14 de noviembre 2013 - 00:00

Filipinas: desesperados saquean depósitos y hasta desentierran caños de agua

Pese a que sus vientos se detuvieron, el tifón Haiyan sigue golpeando a los habitantes del centro de Filipinas, desesperados por la demora de la ayuda humanitaria.
Pese a que sus vientos se detuvieron, el tifón Haiyan sigue golpeando a los habitantes del centro de Filipinas, desesperados por la demora de la ayuda humanitaria.
Tacloban, Filipinas - La desolación se apoderó ayer de las islas filipinas devastadas por el tifón Haiyan, y algunos sobrevivientes desesperados por el retraso en la llegada de suministros básicos desenterraron caños de agua y protagonizaron violentos saqueos de alimentos que dejaron víctimas fatales.

Cinco días después de que una de las tormentas más fuertes de las que haya registro arrasó ciudades y pueblos en el centro de Filipinas, el enojo y la frustración aumentaban ayer debido a que los suministros vitales disminuían. Algunos sobrevivientes portaban carteles que decían: "Ayúdenme".

La controversia surgió también sobre el número de muertos. El presidente Benigno Aquino sostuvo que las autoridades locales habían exagerado la cifra de muertos, diciendo que estaba más cerca de 2.000 o 2.500 que de los 10.000 estimados previamente.
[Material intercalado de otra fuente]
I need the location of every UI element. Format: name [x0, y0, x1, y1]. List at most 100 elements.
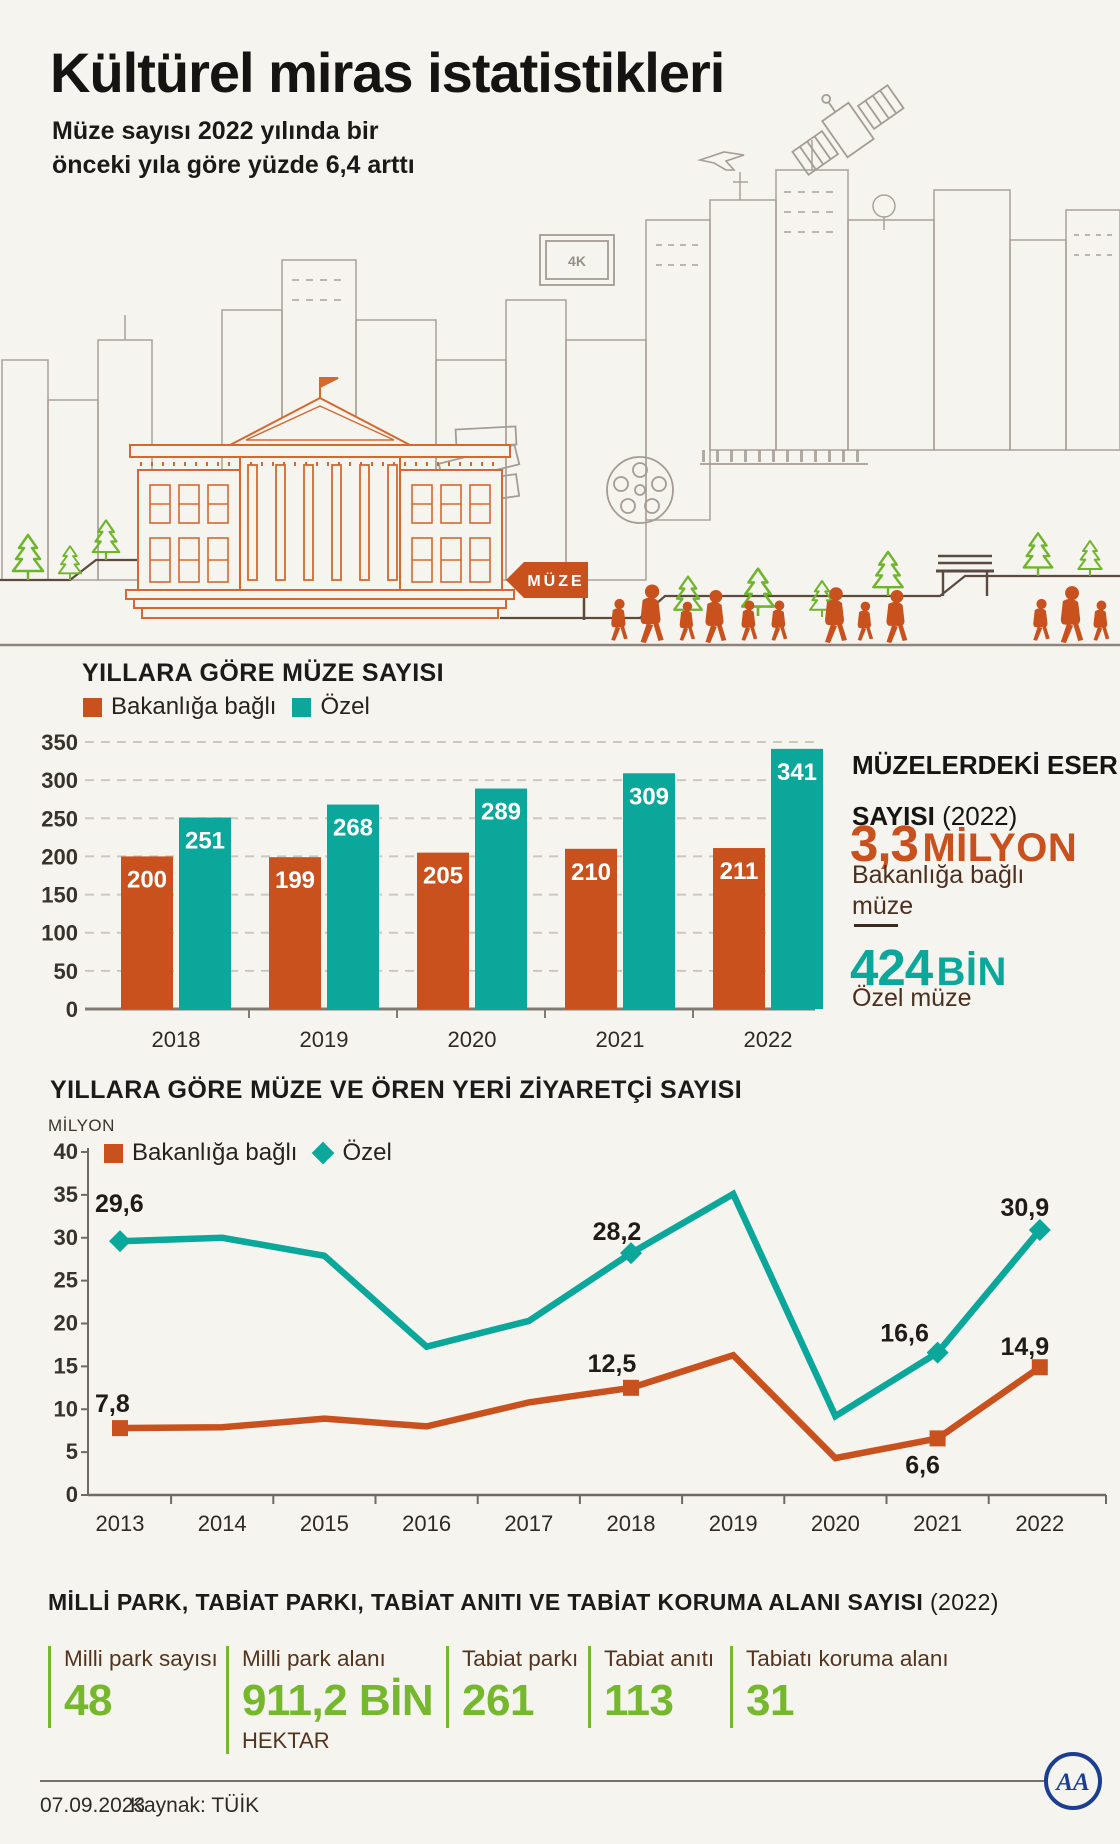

Sus comentarios, sin embargo, generaron escepticismo entre trabajadores de ayuda humanitaria.

Las áreas más afectadas estaban sumidas en la anarquía. El canal de televisión ANC dijo que las fuerzas de seguridad habían intercambiado disparos con hombres armados en medio de masivos saqueos de alimentos, agua y otros suministros en el pueblo de Abucay, que forma parte de Tacloban, una de las zonas más afectadas por el tifón (tal el nombre de los huracanes en el mar de China), en la provincia de Leyte.

Ocho personas murieron cuando saqueadores irrumpieron en las reservas de arroz en un almacén del Gobierno en la ciudad de Alangalang, haciendo que parte del edificio colapsara.

Otros saqueadores se las arreglaron para llevarse 33.000 bolsas de arroz de 50 kilos cada una, dijo Orlan Calayag, administrador de la agencia estatal de granos Autoridad Nacional de Alimentos.

Los saqueadores también asaltaron almacenes propiedad de la compañía de alimentos y bebidas Universal Robina Corp. y la farmacéutica United Laboratories en la ciudad arrasada de Palo, en Leyte, junto con un molino de arroz en Jaro, dijo Alfred Li, jefe de la Cámara de Comercio e Industria de Leyte.

El administrador de Tacloban, Tecson John Lim, dijo que el 90% de la ciudad costera de 220.000 personas había sido destruido y que sólo el 20% de los residentes está recibiendo ayuda. Las casas están siendo saqueadas porque los almacenes estaban vacíos, dijo.

En tanto, sobrevivientes en Tacloban desenterraron los caños de agua, en un intento desesperado por obtener algo para beber.

"Conseguimos nuestra agua de un caño subterráneo que rompimos. No sabemos si es seguro. Tenemos que hervirla. Pero por lo menos tenemos algo", dijo Christopher Dorano, de 38 años. "Una gran cantidad de personas murió aquí, agregó.